We imagined that further contact with aliens continued to happen, and that the original aliens who crashed near Roswell were in fact refugees from attacking superior aliens. Our planet took them in, but eventually the earth was attacked. Governments broke down as we know them, and for the most part united together against the aggressive aliens. The world divided up into varying federations united against the invaders. However, we also imagined that there would be those who would side with the malevolent aliens in an attempt to gain power from them.
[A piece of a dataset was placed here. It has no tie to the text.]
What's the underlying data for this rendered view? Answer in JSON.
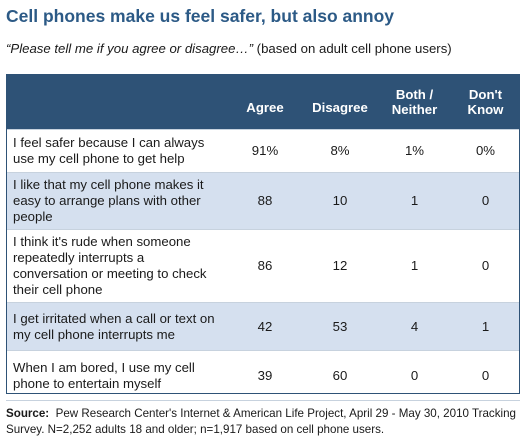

As we continued developing our world, and our story was unfolding, we took a step similar to what Bleecker describes further in his article, “Might it be a kind of half-way between fact and fiction?” It seemed our world certainly was becoming this way. We grappled with the current presidential election, and thought what if our candidates today were not running for president of the United States of America, but had different political aspirations in our world?  What if Hillary Clinton was the human liaison with the aliens? What if Donald Trump was a man trying to usurp power among the federations? What if he was really planted there by the aliens as a strategy to overtake the world? In a strange way it felt that even in a fantastic world like the one we created, there would still be some striking parallels with the real world.

Our ideas grew, and before we knew it, our world was fleshing itself out. But what of the objects we were to create? We made several images using Adobe Photoshop and hand drawing, depicting various parts of our story. Each image has it’s own intrinsic message. It is our hope that discussion will happen around our images as Julian Bleecker has suggested should happen.